Fantasmi a Ferrania è una indagine, uno scavo e una esplorazione.
Fantasmi a Ferrania si sviluppa e racconta attraverso la ricognizione storica, l’osservazione della contemporaneità, lo specifico filmico e fotografico. Ciascuno di questi ambiti semantici rappresenta un percorso relativo a Ferrania, che è oggetto complesso e stratificato (inteso appunto come fabbrica, luogo, storia, relazioni, prodotto, brand).
L’obiettivo è far convergere questi percorsi in un unico scenario narrativo.
Raccontare Ferrania è un modo per raccontare un territorio, è un modo per descrivere un secolo, il ‘900, ed è anche il tentativo di rappresentare un processo, quello industriale, che in Val Bormida – affiancando e sostituendo il lavoro agricolo – ha creato numerose realtà industriali, garantendo lavoro e benessere, sì, ma a costi altissimi: per l’ambiente e la salute dei suoi abitanti.
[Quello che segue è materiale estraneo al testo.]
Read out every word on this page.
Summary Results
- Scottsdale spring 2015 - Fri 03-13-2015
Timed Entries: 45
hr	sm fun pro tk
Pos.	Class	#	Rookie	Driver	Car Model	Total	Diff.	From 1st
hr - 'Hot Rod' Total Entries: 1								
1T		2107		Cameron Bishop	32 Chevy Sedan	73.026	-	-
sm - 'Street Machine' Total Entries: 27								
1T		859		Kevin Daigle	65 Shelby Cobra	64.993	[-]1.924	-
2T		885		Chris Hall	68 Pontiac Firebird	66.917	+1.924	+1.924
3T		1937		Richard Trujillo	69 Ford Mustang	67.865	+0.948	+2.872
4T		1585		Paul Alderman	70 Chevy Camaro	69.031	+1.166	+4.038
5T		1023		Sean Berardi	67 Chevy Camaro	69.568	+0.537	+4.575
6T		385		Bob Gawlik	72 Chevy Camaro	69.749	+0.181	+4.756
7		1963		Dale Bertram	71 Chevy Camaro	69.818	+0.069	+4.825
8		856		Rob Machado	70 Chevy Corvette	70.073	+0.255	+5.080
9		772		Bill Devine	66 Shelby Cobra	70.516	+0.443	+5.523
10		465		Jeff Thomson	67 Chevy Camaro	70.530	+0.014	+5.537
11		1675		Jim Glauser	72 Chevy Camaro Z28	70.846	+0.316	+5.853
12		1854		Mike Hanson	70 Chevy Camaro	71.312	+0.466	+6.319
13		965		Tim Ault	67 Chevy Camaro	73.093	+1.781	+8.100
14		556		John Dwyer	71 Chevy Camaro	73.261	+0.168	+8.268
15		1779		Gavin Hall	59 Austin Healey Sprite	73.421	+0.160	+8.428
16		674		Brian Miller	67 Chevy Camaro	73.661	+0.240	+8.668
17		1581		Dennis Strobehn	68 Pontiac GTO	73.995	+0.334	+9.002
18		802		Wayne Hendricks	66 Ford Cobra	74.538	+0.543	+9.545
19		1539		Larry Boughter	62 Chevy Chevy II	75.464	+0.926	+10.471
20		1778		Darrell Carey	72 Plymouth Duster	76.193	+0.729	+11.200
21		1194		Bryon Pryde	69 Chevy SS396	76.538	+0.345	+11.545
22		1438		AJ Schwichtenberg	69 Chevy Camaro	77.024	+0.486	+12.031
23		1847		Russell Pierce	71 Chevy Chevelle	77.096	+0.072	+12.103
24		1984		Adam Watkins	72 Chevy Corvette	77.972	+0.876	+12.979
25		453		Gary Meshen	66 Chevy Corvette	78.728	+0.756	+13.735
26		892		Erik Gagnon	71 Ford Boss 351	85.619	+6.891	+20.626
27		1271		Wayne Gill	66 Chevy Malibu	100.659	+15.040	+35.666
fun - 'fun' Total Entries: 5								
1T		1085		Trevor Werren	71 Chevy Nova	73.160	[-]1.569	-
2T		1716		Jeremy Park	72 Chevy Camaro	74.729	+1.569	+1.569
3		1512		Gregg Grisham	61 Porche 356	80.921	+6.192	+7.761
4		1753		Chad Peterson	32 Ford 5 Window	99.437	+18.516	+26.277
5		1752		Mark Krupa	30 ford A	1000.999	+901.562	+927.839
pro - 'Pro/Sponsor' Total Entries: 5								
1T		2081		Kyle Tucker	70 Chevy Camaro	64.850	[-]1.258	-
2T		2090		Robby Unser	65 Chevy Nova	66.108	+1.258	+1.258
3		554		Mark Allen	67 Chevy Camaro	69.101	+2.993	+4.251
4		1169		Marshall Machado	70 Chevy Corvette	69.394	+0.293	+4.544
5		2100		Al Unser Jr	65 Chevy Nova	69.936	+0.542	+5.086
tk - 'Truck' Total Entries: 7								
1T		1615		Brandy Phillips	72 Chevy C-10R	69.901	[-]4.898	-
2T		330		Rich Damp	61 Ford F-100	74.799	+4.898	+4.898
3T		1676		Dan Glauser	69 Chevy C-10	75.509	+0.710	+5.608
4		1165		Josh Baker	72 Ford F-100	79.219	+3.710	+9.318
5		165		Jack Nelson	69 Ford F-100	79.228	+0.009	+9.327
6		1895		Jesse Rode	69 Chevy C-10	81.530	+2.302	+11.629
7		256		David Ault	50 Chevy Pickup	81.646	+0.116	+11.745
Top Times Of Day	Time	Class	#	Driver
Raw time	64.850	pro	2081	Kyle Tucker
Fatalmente, con la chiusura della maggior parte degli impianti industriali della vallata, si è generato un enorme vuoto che oggi pervade questo territorio.
Ma il film è una esplorazione soprattutto attraverso i volti di tre reduci dell’esperienza Ferrania, Alessandro Marenco, Andrea Biscosi e Alessandro Bechis: tre uomini ancora in età da lavoro e che in Ferrania hanno passato venti anni di vita e che, con la fine di tutto, hanno dovuto cercare una nuova direzione.
Loro sono custodi del percorso di una fabbrica che produceva la materia prima del cinema (non i sogni, la pellicola…) ed in quanto tale sfuggente ed evanescente come l’emulsione fotosensibile.
In questi tre volti lo sguardo della macchina da presa cerca la dignità di chi è stato abbandonato ma non si è fermato, ed ha anzi dovuto ricominciare tutto da capo, senza essere stato risarcito.
Chi ha lavorato in Ferrania è stato tradito dal tracollo di un’età industriale e dalla fine di un’epoca, che era piena di fiducia, forse anche superba , ma che presto si è tramutata in un presente senza futuro, contrassegnato dalla desolazione della disfatta.
I nostri tre protagonisti in questo panorama sono illuminati dal loro impegno quotidiano nel cercare una nuova dimensione esistenziale così come una rinnovata dignità per Ferrania. Anche attraverso una messa in valore di quel passato industriale, umano e collettivo che ha attraversato una intera valle.
I segni di quel passato sono le prove di una stagione prospera ed illusa, tanto feroce ed autoritaria quanto distratta e frivola: e quei segni sono immagini. Statiche o in movimento, ufficiali o intime, ci parlano di una comunità proterva e florida, ma al tempo stesso cinica e servile, in marcia verso il progresso ed il futuro.
In questo bailamme di materiali e reperti, a volte perfettamente archiviati e conservati, più spesso disordinatamente dispersi e scompaginati, affiorano la bellezza, l’incanto e la poesia, l’ironia e lo sberleffo, il gioco e l’intelligenza. A volte, la verità, negli occhi di un fantasma. Sguardi a un tempo atroci ed incantevoli.
Il film è anche un percorso attraverso la moltitudine delle voci di ex lavoratori ferrania.
Questa moltitudine di testimonianze, plurali, contraddittorie, ricchissime, ci accompagnano in una esplorazione del territorio valbormidese, colorandolo di inaspettate percezioni e stratificazioni. Si tratta di un coro, ovvero delle voci dei fantasmi di Ferrania, vive e presenti pur se rarefatte ed evanescenti.
Il film cerca il suo punto di equilibrio tra la rappresentazione dell’oggi ed il racconto del passato, in un dialogo tra le testimonianze e i repertori, perché è qui, in questi passaggi, tra questi fotogrammi che giace il cuore del film ed il suo senso più profondo.